It's getting a little easier, but life is still hard going.
Yesterday I just did not want to be at work, though at the same time I acknowledged that I needed to be doing something, preferably with other people around, to stop my mind dwelling on my father's death. My colleagues had been told the news at the weekly staff meeting on Tuesday, thus making things very much easier for me, yet trying to be cheerful in my dealings with customers was still an incredible strain. One of the CDs I put on (a compilation claiming to be designed for relaxation) did not help either - the second movements from Beethoven's 7th (Beethoven being my father's favourite composer) and
When I am laid in earth (from Purcell's
Dido and Aeneas) had me crouching down behind the counter while I tried to regain my composture before deciding I had to go straight to the next track. Neither come under the definition of "relaxing" in my book: the first has a touch of a funeral march about it, while the second is a harrowing piece if ever there was one.
Today was a slight improvement, despite being caught off-guard on many occasions by minor incidents which brought my father to mind.
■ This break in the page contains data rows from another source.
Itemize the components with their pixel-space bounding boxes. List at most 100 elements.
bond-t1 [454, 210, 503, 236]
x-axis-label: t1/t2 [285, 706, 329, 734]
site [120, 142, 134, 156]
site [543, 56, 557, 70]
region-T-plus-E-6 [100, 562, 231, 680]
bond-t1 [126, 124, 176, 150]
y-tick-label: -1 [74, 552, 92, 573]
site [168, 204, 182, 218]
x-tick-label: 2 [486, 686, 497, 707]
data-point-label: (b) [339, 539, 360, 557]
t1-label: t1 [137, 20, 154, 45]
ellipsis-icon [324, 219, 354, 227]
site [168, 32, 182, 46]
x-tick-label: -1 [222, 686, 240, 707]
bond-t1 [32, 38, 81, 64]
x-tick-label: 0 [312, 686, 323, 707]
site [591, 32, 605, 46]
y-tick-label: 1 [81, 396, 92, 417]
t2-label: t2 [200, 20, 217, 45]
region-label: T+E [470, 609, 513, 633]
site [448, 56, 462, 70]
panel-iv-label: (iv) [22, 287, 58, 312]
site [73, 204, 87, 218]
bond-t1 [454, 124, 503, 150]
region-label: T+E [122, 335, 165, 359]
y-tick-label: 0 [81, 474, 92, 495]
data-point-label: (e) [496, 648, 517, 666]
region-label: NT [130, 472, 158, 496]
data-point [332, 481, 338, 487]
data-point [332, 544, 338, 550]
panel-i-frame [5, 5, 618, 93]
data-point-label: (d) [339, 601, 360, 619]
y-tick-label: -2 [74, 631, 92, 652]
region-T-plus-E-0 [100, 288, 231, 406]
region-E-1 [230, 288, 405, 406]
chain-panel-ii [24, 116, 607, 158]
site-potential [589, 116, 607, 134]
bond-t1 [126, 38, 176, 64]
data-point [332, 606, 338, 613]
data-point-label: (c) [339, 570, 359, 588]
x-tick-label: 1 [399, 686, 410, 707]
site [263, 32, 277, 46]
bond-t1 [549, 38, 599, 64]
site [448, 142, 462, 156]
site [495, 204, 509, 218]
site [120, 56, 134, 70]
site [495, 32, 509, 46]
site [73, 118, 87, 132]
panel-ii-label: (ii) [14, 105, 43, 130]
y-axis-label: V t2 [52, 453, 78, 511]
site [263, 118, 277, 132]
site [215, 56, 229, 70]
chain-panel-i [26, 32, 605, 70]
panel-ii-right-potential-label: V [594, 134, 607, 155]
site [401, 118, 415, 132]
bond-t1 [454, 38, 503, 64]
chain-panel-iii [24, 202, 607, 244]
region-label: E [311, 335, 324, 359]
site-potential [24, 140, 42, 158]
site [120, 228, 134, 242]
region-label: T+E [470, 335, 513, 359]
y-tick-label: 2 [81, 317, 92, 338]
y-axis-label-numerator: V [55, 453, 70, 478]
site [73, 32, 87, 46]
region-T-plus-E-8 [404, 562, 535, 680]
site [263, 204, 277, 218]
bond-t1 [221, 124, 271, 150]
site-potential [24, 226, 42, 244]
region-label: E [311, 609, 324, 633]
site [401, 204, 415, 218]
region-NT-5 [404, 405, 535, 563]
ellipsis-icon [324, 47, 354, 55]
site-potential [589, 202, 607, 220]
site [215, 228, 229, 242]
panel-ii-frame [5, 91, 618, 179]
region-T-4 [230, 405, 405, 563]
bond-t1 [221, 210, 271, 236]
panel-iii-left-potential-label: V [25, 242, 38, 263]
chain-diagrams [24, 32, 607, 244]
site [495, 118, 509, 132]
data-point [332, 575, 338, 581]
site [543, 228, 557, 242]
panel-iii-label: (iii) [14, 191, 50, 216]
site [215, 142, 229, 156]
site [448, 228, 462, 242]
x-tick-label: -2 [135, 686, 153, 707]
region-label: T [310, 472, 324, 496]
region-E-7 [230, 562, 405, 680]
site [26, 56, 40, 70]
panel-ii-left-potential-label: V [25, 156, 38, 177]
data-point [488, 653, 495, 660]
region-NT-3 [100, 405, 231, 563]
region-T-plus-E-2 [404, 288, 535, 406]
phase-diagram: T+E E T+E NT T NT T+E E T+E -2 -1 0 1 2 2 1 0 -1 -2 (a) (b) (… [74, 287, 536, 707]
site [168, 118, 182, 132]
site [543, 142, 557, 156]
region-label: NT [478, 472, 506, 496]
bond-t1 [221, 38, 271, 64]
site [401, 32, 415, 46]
In due course I decided to confront my feelings in a more constructive way by drawing a list of his favourite pieces of music, with the intention of celebrating his memory one evening by playing them all at home. (It had been my intention to do this tomorrow in the company of my friend Don, but in all honesty it's far too soon, the funeral hasn't even taken place.)
I'll need to check with my mother that I've not left anything crucial out, but here, for what it's worth, is the list to date:
- Beethoven's
Triple concerto, probably his favourite piece of music;
- Glinka's
Grand sextet for piano and strings, rather less known but nonetheless another keen favourite;
- some piano duets by Schubert, preferably played by Paul Badura-Skoda and Jörg Demus; and
- Mussorgsky's
Pictures at an exhibition (in Ravel's orchestration), the main item in the first big concert I remember my parents taking my brother and me to.
I'm away from Monday afternoon to Sunday evening - my flights are now booked - and in the meantime, I'm making sure I have something to do every evening, to save me being left alone with my thoughts. Yesterday I was out with Paul and Rob, tonight I had choir rehearsal (an odd affair, as everyone knew of Father's illness, which was mentioned in Sunday's prayers, but not of his death); tomorrow I'm off to see
The corpse bride - it's likely to be a bit macabre, but I adore Tim Burton - and on Saturday my neighbours and I are having a quiet get-together. On Sunday and Monday I have Luke's company to look forward to. Dear friend that he is, he's cleared his diary (unprompted) for those two days to visit me.
I have some truly wonderful friends.